Proving Injectivity of a Vector-Valued Function Using the Mean Value Theorem

mathmari · Jun 1, 2018

Hey!

I want to prove the following criteroin using the mean value theorem for differential calculus in $\mathbb{R}^n$:

Let $G\subset \mathbb{R}^n$ a convex region, $f:G\rightarrow \mathbb{R}^n$ continuously differentiable and it holds that \begin{equation*}\det \begin{pmatrix}\frac{\partial{f_1}}{\partial{x_1}}(c_1) & \ldots & \frac{\partial{f_1}}{\partial{x_n}}(c_1)\\ \vdots & \vdots & \vdots \\ \frac{\partial{f_n}}{\partial{x_1}}(c_n) & \ldots & \frac{\partial{f_n}}{\partial{x_n}}(c_n)\end{pmatrix}\neq 0 \ \text{ for all } c_1, c_2, \ldots , c_n\in G\end{equation*} Then $f$ is injective. I have done the following:

We assume that there are $a,b\in G$ with $f(a)=f(b)$.
From the mean value theorem for vector-valued functions, as $f$ is, it holds that \begin{align*}&f(b)-f(a)=(b-a)\int_0^1J_f(a+t(b-a))dt\ \\ & \overset{f(a)=f(b)}{\Longrightarrow} \ (b-a)\int_0^1J_f(a+t(b-a))dt=0\\ & \overset{a\neq b}{\Longrightarrow} \ \int_0^1J_f(a+t(b-a))dt=0\end{align*}

Since $G$ is convex and $a,b\in G$ it follows that $a+t(b-a)\in G$. This implies that $J_f(a+t(b-a))\neq0$.
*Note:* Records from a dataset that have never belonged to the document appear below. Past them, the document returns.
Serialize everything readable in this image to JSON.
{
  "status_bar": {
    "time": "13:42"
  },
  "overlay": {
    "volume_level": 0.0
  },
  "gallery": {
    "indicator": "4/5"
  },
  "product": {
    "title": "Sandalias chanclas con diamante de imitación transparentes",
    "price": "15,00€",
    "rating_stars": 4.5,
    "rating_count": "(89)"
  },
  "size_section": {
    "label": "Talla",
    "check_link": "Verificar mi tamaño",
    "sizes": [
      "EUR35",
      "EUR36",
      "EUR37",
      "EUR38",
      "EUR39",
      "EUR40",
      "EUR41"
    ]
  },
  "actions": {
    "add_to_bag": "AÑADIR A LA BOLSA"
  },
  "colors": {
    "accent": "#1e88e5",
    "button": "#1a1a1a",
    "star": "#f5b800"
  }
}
Is everything correct so far? (Wondering)

How can we conclude from that that it is not possible that $\int_0^1J_f(a+t(b-a))dt=0$ ? (Wondering)

caffeinemachine · Jun 1, 2018

mathmari said:

Hey!

I want to prove the following criteroin using the mean value theorem for differential calculus in $\mathbb{R}^n$:

Let $G\subset \mathbb{R}^n$ a convex region, $f:G\rightarrow \mathbb{R}^n$ continuously differentiable and it holds that \begin{equation*}\det \begin{pmatrix}\frac{\partial{f_1}}{\partial{x_1}}(c_1) & \ldots & \frac{\partial{f_1}}{\partial{x_n}}(c_1)\\ \vdots & \vdots & \vdots \\ \frac{\partial{f_n}}{\partial{x_1}}(c_n) & \ldots & \frac{\partial{f_n}}{\partial{x_n}}(c_n)\end{pmatrix}\neq 0 \ \text{ for all } c_1, c_2, \ldots , c_n\in G\end{equation*} Then $f$ is injective. I have done the following:

We assume that there are $a,b\in G$ with $f(a)=f(b)$.
From the mean value theorem for vector-valued functions, as $f$ is, it holds that \begin{align*}&f(b)-f(a)=(b-a)\int_0^1J_f(a+t(b-a))dt\ \\ & \overset{f(a)=f(b)}{\Longrightarrow} \ (b-a)\int_0^1J_f(a+t(b-a))dt=0\\ & \overset{a\neq b}{\Longrightarrow} \ \int_0^1J_f(a+t(b-a))dt=0\end{align*}

Since $G$ is convex and $a,b\in G$ it follows that $a+t(b-a)\in G$. This implies that $J_f(a+t(b-a))\neq0$.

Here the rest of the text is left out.